Wednesday, November 16, 2005 · Last updated 6:13 a.m. PT

Chemical weapons dump off Vancouver Island studied

THE ASSOCIATED PRESS

VANCOUVER, British Columbia -- A safety assessment is being made of a newly revealed chemical weapons dump that reportedly contains mustard gas and phosgene off the west coast of Vancouver Island, officials said.

Judith Bennett, an environmental engineer in Canada's Department of National Defense, said Tuesday the deadly chemicals and ammunition were dumped in about 8,000 feet of water 100 miles off the coast and at one of two East Coast sites after World War II.

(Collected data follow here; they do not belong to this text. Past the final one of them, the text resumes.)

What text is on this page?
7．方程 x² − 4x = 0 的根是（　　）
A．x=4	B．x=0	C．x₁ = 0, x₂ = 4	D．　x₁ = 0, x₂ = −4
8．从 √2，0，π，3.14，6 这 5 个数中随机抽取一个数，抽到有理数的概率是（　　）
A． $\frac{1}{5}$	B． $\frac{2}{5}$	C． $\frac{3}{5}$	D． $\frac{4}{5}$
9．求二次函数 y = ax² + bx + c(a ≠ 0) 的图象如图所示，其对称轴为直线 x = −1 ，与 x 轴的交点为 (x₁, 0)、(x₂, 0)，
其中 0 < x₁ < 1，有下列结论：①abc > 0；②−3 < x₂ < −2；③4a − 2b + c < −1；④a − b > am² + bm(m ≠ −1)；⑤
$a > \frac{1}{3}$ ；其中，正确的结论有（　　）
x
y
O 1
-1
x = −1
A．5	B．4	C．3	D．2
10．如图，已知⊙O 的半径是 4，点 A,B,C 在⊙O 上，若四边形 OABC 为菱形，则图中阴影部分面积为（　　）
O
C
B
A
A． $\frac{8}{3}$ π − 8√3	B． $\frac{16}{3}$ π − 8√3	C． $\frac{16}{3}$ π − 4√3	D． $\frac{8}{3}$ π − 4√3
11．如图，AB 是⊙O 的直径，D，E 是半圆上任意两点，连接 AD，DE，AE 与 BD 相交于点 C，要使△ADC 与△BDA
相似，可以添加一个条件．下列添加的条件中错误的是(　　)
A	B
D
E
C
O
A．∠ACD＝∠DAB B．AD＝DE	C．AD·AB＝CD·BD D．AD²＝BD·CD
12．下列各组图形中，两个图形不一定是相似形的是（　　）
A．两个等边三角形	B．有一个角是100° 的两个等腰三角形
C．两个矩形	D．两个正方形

One of the Atlantic sites is off Sable Island, roughly 200 miles southeast of Halifax, Nova Scotia, and the other involves a Canadian ship containing chemical warfare agents that was sunk by a German U-boat. The location of the sunken ship was not immediately available.

The West Coast site was identified through a review of military archives which showed the ammunition and chemical warfare agents were taken across Canada by train for disposal, Bennett said.

All three sites are under study for potential risks to the public as part of Canada's Warfare Agent Disposal Project, which began a couple of years ago, she said.

Mustard gas, also known as yperite, was first used by the German army in 1917 during World War I and was the most lethal poisonous chemicals to be used in that war.

Phosgene, a choking agent that also was responsible for many deaths in World War I, is used in industry to produce pesticides and other chemical products.

The quantity of weaponry that was dumped remains unknown, Bennett said.

"Warfare agents could have been either in canister form or weaponized when they were dumped," she added.

In weaponized form, the chemicals would be contained in a device that could be detonated, she said.

When the Defense Department's risk assessment is completed, a decision will be made on whether to try to find, examine and retrieve the dumped munitions or leave them in place, Bennett said.